Founded by Totok Santoso Hadiningrat (also known as R. Toto Santoso) and Dyah Gitarja (also known as Fanni Aminadia), the Keraton started operations in 2018 and eventually accumulated around 450 members. The Keraton attracted unfavourable public attention when they publicly performed the wilujengan ritual in a Purworejo township.

== Timeline ==

=== Origins ===
In 2016, Hadiningrat founded the Jogjakarta Development Committee (DEC), claiming to be an NGO working in the field of development. Hadiningrat claimed that anyone who signed up to be a member would get disbursements of around 100 to 200 dollars a month. These disbursements would be drawn on the committee's account with the Esa Monetary Fund, a fictional Swiss bank. The disbursements would never materialise.
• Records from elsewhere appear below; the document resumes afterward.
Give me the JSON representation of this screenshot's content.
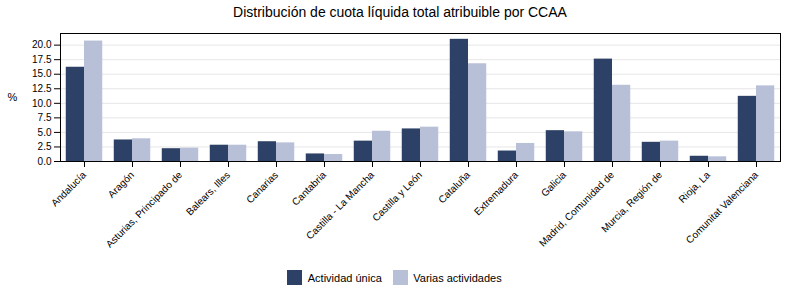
{
  "chart_data": {
    "type": "bar",
    "title": "Distribución de cuota líquida total atribuible por CCAA",
    "categories": [
      "Andalucía",
      "Aragón",
      "Asturias, Principado de",
      "Balears, Illes",
      "Canarias",
      "Cantabria",
      "Castilla - La Mancha",
      "Castilla y León",
      "Cataluña",
      "Extremadura",
      "Galicia",
      "Madrid, Comunidad de",
      "Murcia, Región de",
      "Rioja, La",
      "Comunitat Valenciana"
    ],
    "series": [
      {
        "name": "Actividad única",
        "color": "#2d4166",
        "values": [
          16.2,
          3.7,
          2.2,
          2.8,
          3.4,
          1.3,
          3.5,
          5.6,
          21.0,
          1.8,
          5.3,
          17.6,
          3.3,
          0.9,
          11.2
        ]
      },
      {
        "name": "Varias actividades",
        "color": "#b8c0d8",
        "values": [
          20.7,
          3.9,
          2.3,
          2.8,
          3.2,
          1.2,
          5.2,
          5.9,
          16.8,
          3.1,
          5.1,
          13.1,
          3.5,
          0.8,
          13.0
        ]
      }
    ],
    "ylabel": "%",
    "ylim": [
      0,
      22
    ],
    "yticks": [
      {
        "value": 0.0,
        "label": "0.0"
      },
      2.5,
      {
        "value": 5.0,
        "label": "5.0"
      },
      7.5,
      {
        "value": 10.0,
        "label": "10.0"
      },
      12.5,
      {
        "value": 15.0,
        "label": "15.0"
      },
      17.5,
      {
        "value": 20.0,
        "label": "20.0"
      }
    ],
    "grid": true,
    "legend": "bottom"
  }
}
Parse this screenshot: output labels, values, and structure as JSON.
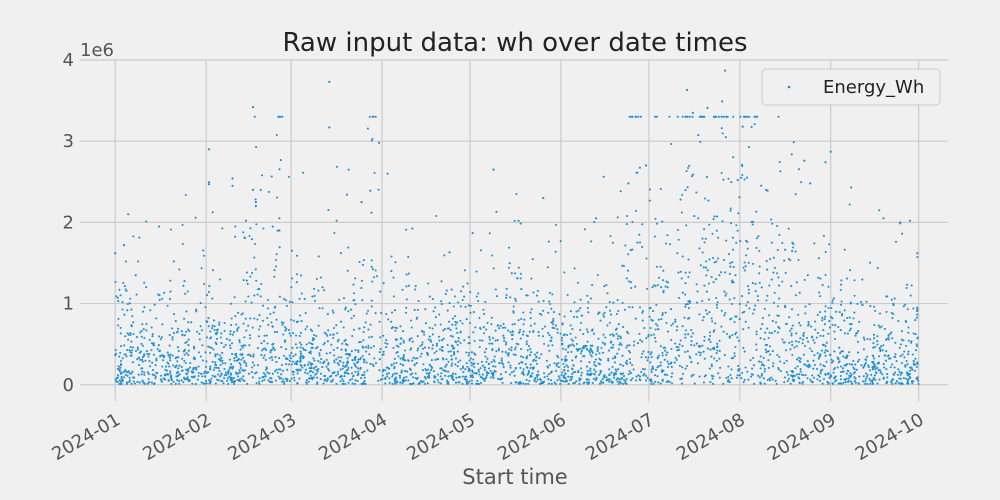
{
  "chart_data": {
    "type": "scatter",
    "title": "Raw input data: wh over date times",
    "xlabel": "Start time",
    "ylabel": "",
    "y_offset_label": "1e6",
    "x_range": [
      "2023-12-20",
      "2024-10-11"
    ],
    "ylim": [
      -0.2,
      4.0
    ],
    "y_ticks": [
      0,
      1,
      2,
      3,
      4
    ],
    "y_tick_labels": [
      "0",
      "1",
      "2",
      "3",
      "4"
    ],
    "x_ticks": [
      "2024-01-01",
      "2024-02-01",
      "2024-03-01",
      "2024-04-01",
      "2024-05-01",
      "2024-06-01",
      "2024-07-01",
      "2024-08-01",
      "2024-09-01",
      "2024-10-01"
    ],
    "x_tick_labels": [
      "2024-01",
      "2024-02",
      "2024-03",
      "2024-04",
      "2024-05",
      "2024-06",
      "2024-07",
      "2024-08",
      "2024-09",
      "2024-10"
    ],
    "grid": true,
    "legend_position": "top-right",
    "series": [
      {
        "name": "Energy_Wh",
        "color": "#1f8fd1",
        "note_visible_outliers": [
          [
            "2024-01-01",
            1.62
          ],
          [
            "2024-01-04",
            1.72
          ],
          [
            "2024-01-08",
            1.35
          ],
          [
            "2024-01-21",
            1.52
          ],
          [
            "2024-02-02",
            2.9
          ],
          [
            "2024-02-02",
            2.47
          ],
          [
            "2024-02-10",
            2.54
          ],
          [
            "2024-02-10",
            2.45
          ],
          [
            "2024-02-17",
            3.42
          ],
          [
            "2024-02-17",
            2.4
          ],
          [
            "2024-02-18",
            2.25
          ],
          [
            "2024-02-18",
            2.2
          ],
          [
            "2024-02-26",
            2.05
          ],
          [
            "2024-02-26",
            1.9
          ],
          [
            "2024-03-14",
            3.73
          ],
          [
            "2024-03-14",
            3.17
          ],
          [
            "2024-03-25",
            2.25
          ],
          [
            "2024-03-28",
            2.39
          ],
          [
            "2024-03-31",
            2.98
          ],
          [
            "2024-04-24",
            1.63
          ],
          [
            "2024-05-09",
            2.65
          ],
          [
            "2024-05-10",
            2.13
          ],
          [
            "2024-05-26",
            2.3
          ],
          [
            "2024-06-13",
            2.05
          ],
          [
            "2024-06-24",
            2.48
          ],
          [
            "2024-06-30",
            2.7
          ],
          [
            "2024-07-14",
            3.63
          ],
          [
            "2024-07-16",
            3.35
          ],
          [
            "2024-07-21",
            3.41
          ],
          [
            "2024-07-26",
            3.49
          ],
          [
            "2024-07-27",
            3.87
          ],
          [
            "2024-08-02",
            3.18
          ],
          [
            "2024-08-10",
            2.4
          ],
          [
            "2024-08-23",
            2.76
          ],
          [
            "2024-08-25",
            2.48
          ],
          [
            "2024-09-01",
            2.87
          ],
          [
            "2024-09-08",
            2.43
          ],
          [
            "2024-09-19",
            2.05
          ],
          [
            "2024-09-28",
            2.02
          ]
        ]
      }
    ]
  }
}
Four years later, Hadiningrat would re-surface with the Keraton.

=== Founding ===
Hadiningrat claimed he was granted the authority to found a successor state to the Majapahit Empire in 2018. He based this claim on the contention that when the Majapahit emperor Dyah Ranawijaya signed over sovereignty to the Portuguese in 1518, he did so on the condition that sovereignty be returned 500 years in the future.

=== Frivolous claims ===
Hadiningrat claimed the Pentagon and the United Nations as being under the authority of the Keraton. He also claimed dominion over every country on Earth. Hadiningrat painted a portrait in which the United Nations served as the legislature, the International Court of Justice the judiciary, and the Pentagon responsible for the defence of the Keraton.

=== Response and further developments ===
Hadiningrat collected around 200 dollars from prospective members in exchange for uniforms and titles.

On 12 January 2020, Keraton members held a wilujengan at Pogung Juru Tengah township in Purworejo Prefectire. The event reportedly caused local residents discomfort, and many of them lodged first information reports with the Indonesian National Police. The following day, law enforcement officers arrived to investigate the scene. Hadiningrat and Gitarja were taken into custody on 14 January in Kulon Progo Regency, Special Region of Yogyakarta. They were transferred to Semarang and designated suspects on the 15th.

On the 21st, Hadiningrat admitted in a press conference that the Keraton was a scam, and that its alleged historicity was entirely fabricated.

== Public response ==
Sultan Hamengkubuwono X, Governor of the Jogjakarta Special Administrative Region, reportedly laughed and denied knowing of the Keraton when interviewed.

Bondan Kanumoyoso, a historian at the University of Indonesia, rejected Hadiningrat's claims outright, saying that the Majapahit Empire collapsed in 1478. This would constitute a discrepancy with Hadiningrat's claim of a 1518 Majapahit-Portuguese treaty, on which the Keraton's legitimacy is predicated.